To my delight I also found my Great Grandmother, Mrs. Wiseman. She, too, was awarded a Holloway brooch, which is proudly held in another branch of the family, it having gone down the line of oldest girl in each generation.
If our Suffragette is Gladys Roberts, perhaps the original Diary was included in the sale and is now in the hands of the buyer, who may, you never know, read this and get in touch. Perhaps a relative of Gladys Roberts will read this and get in touch.
I, and so many of the readers of this blog, really want to know more about her and the rest of her life. I shall keep on researching and will post if any more info turns up.
Thank you to my readers for your comments and your loyalty in following the Diary of our Suffragette. How incredibly brave these women were.
|It was Marion Wallace Dunlop who was the first to go on a hunger strike.

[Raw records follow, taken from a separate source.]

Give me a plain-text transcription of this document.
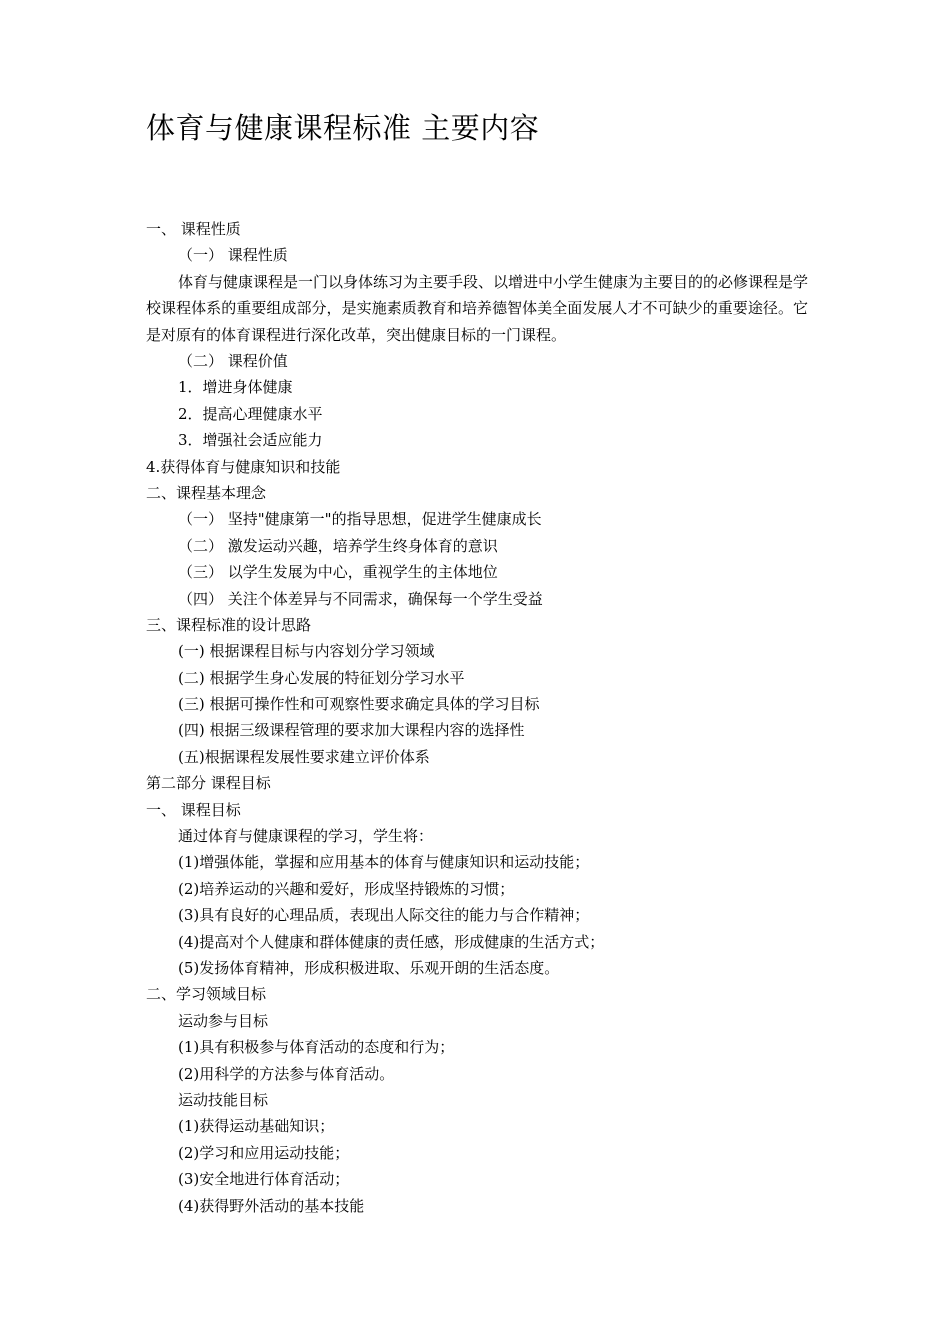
体育与健康课程标准 主要内容
一、 课程性质
（一） 课程性质

体育与健康课程是一门以身体练习为主要手段、以增进中小学生健康为主要目的的必修课程是学校课程体系的重要组成部分，是实施素质教育和培养德智体美全面发展人才不可缺少的重要途径。它是对原有的体育课程进行深化改革，突出健康目标的一门课程。

（二） 课程价值
1．增进身体健康
2．提高心理健康水平
3．增强社会适应能力
4.获得体育与健康知识和技能
二、课程基本理念
（一） 坚持"健康第一"的指导思想，促进学生健康成长
（二） 激发运动兴趣，培养学生终身体育的意识
（三） 以学生发展为中心，重视学生的主体地位
（四） 关注个体差异与不同需求，确保每一个学生受益
三、课程标准的设计思路
(一) 根据课程目标与内容划分学习领域
(二) 根据学生身心发展的特征划分学习水平
(三) 根据可操作性和可观察性要求确定具体的学习目标
(四) 根据三级课程管理的要求加大课程内容的选择性
(五)根据课程发展性要求建立评价体系
第二部分 课程目标
一、 课程目标
通过体育与健康课程的学习，学生将：
(1)增强体能，掌握和应用基本的体育与健康知识和运动技能；
(2)培养运动的兴趣和爱好，形成坚持锻炼的习惯；
(3)具有良好的心理品质，表现出人际交往的能力与合作精神；
(4)提高对个人健康和群体健康的责任感，形成健康的生活方式；
(5)发扬体育精神，形成积极进取、乐观开朗的生活态度。
二、学习领域目标
运动参与目标
(1)具有积极参与体育活动的态度和行为；
(2)用科学的方法参与体育活动。
运动技能目标
(1)获得运动基础知识；
(2)学习和应用运动技能；
(3)安全地进行体育活动；
(4)获得野外活动的基本技能
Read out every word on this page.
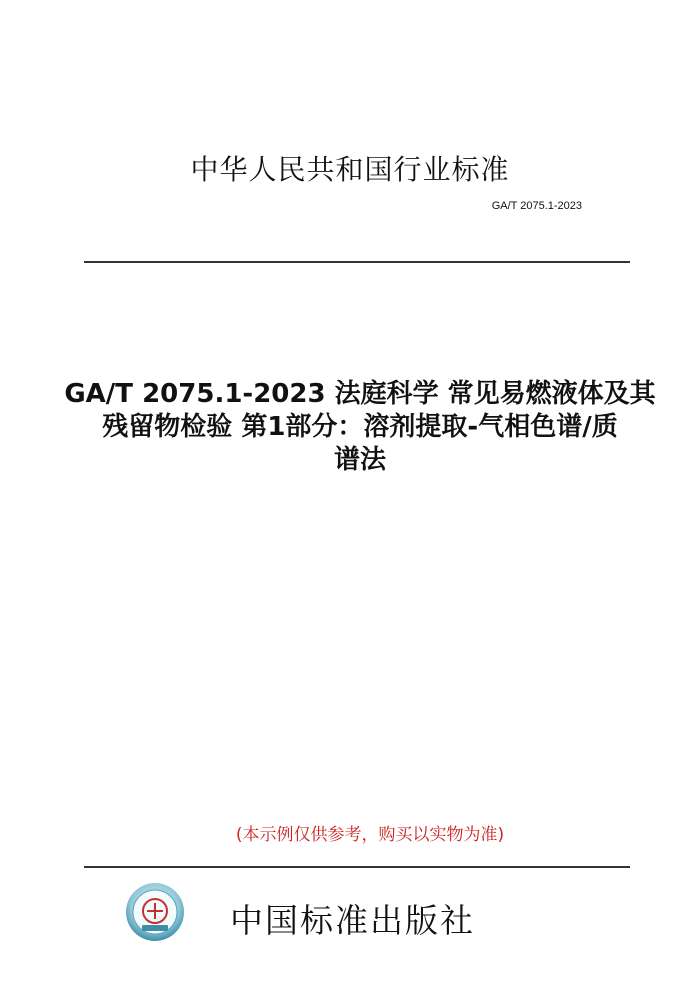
中华人民共和国行业标准
GA/T 2075.1-2023
GA/T 2075.1-2023 法庭科学 常见易燃液体及其
残留物检验 第1部分：溶剂提取-气相色谱/质
谱法
(本示例仅供参考，购买以实物为准)
中国标准出版社
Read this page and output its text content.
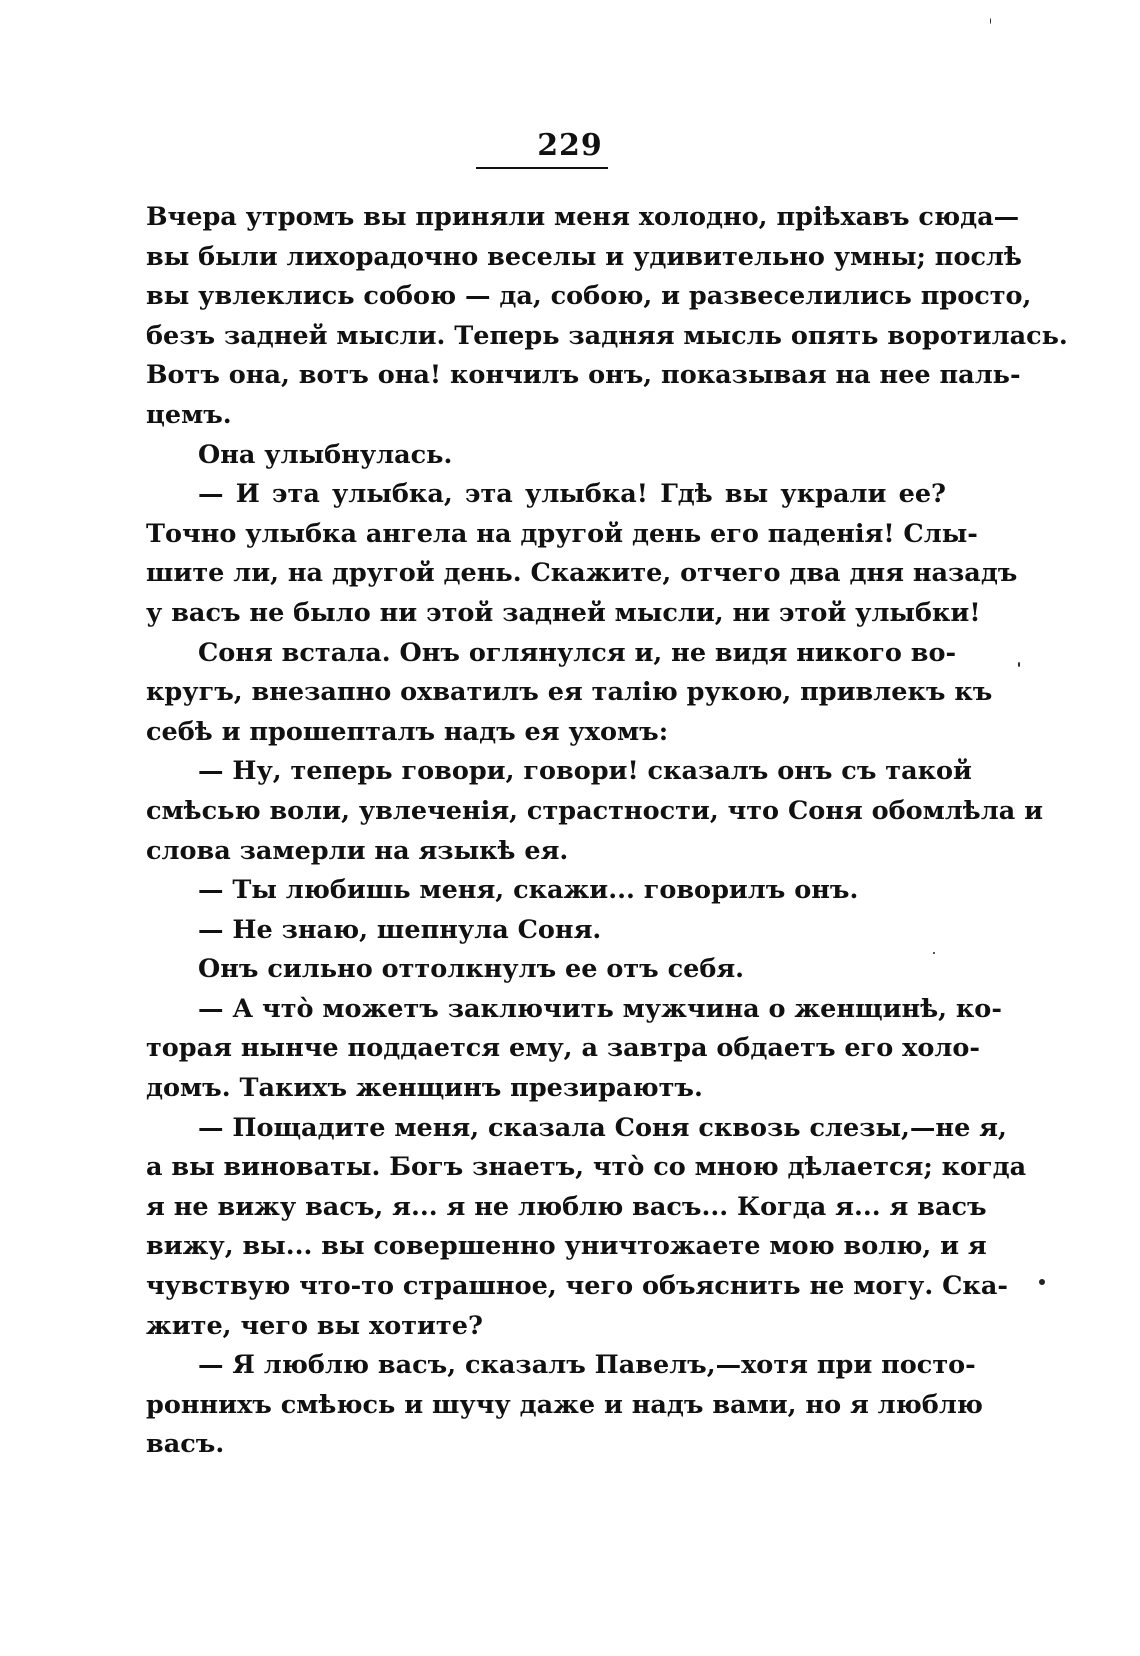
229
Вчера утромъ вы приняли меня холодно, прiѣхавъ сюда—
вы были лихорадочно веселы и удивительно умны; послѣ
вы увлеклись собою — да, собою, и развеселились просто,
безъ задней мысли. Теперь задняя мысль опять воротилась.
Вотъ она, вотъ она! кончилъ онъ, показывая на нее паль-
цемъ.
Она улыбнулась.
— И эта улыбка, эта улыбка! Гдѣ вы украли ее?
Точно улыбка ангела на другой день его паденiя! Слы-
шите ли, на другой день. Скажите, отчего два дня назадъ
у васъ не было ни этой задней мысли, ни этой улыбки!
Соня встала. Онъ оглянулся и, не видя никого во-
кругъ, внезапно охватилъ ея талiю рукою, привлекъ къ
себѣ и прошепталъ надъ ея ухомъ:
— Ну, теперь говори, говори! сказалъ онъ съ такой
смѣсью воли, увлеченiя, страстности, что Соня обомлѣла и
слова замерли на языкѣ ея.
— Ты любишь меня, скажи... говорилъ онъ.
— Не знаю, шепнула Соня.
Онъ сильно оттолкнулъ ее отъ себя.
— А что̀ можетъ заключить мужчина о женщинѣ, ко-
торая нынче поддается ему, а завтра обдаетъ его холо-
домъ. Такихъ женщинъ презираютъ.
— Пощадите меня, сказала Соня сквозь слезы,—не я,
а вы виноваты. Богъ знаетъ, что̀ со мною дѣлается; когда
я не вижу васъ, я... я не люблю васъ... Когда я... я васъ
вижу, вы... вы совершенно уничтожаете мою волю, и я
чувствую что-то страшное, чего объяснить не могу. Ска-
жите, чего вы хотите?
— Я люблю васъ, сказалъ Павелъ,—хотя при посто-
роннихъ смѣюсь и шучу даже и надъ вами, но я люблю
васъ.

She had been arrested and convicted of wilful damage, caused by rubber stamping a Bill of Rights message on a wall at St. Stephen’s Hall!
She was sentenced to one month’s imprisonment. Being denied political prisoner status she decided to go on a hunger strike on July 5 1909. She threw away the food brought to her. The prison authorities threatened to force feed her with milk through her nostrils. As a form of inducement (or torture) to break her fast, they left food on the table in her cell. After a fast that lasted ninety-one hours the Home Secretary set her free.
The Suffragettes decided on multiple, simultaneous attacks and demonstrations to confuse and harass the establishment, and keep their cause in the newspapers.
One group including Ada Wright was to break windows in Whitehall. To women of culture and refinement, throwing stones in order to cause damage, required great moral courage. As soon as the stone throwing began, arrests were made. Other teams made their way to the House. Onlooking crowds watched terrified, as the women stood their ground fearlessly under the harassment of the milling and rearing police horses.
By the evening, one hundred and eight Suffragettes had been arrested. They appeared the next day in Bow Street to stand trial charged with obstruction, malicious damage and assaulting the police. The police had difficulty identifying their battered prisoners as to who did what. Due to a legal point concerning one of the Acts they were being charged under, the trial was adjourned.
At the same court, the group responsible for the stone throwing were tried separately. This group was found guilty and sentenced to seven days close confinement (solitary) in Holloway Prison. Amongst those imprisoned were Gladys Roberts of Leeds, Miss Wright, Kathleen Brown and Mary Allen. They immediately went on a hunger strike and no amount of pleading by the doctors and intimidation by the authorities persuaded them to eat. Seven days later, they were released without breaking their fast.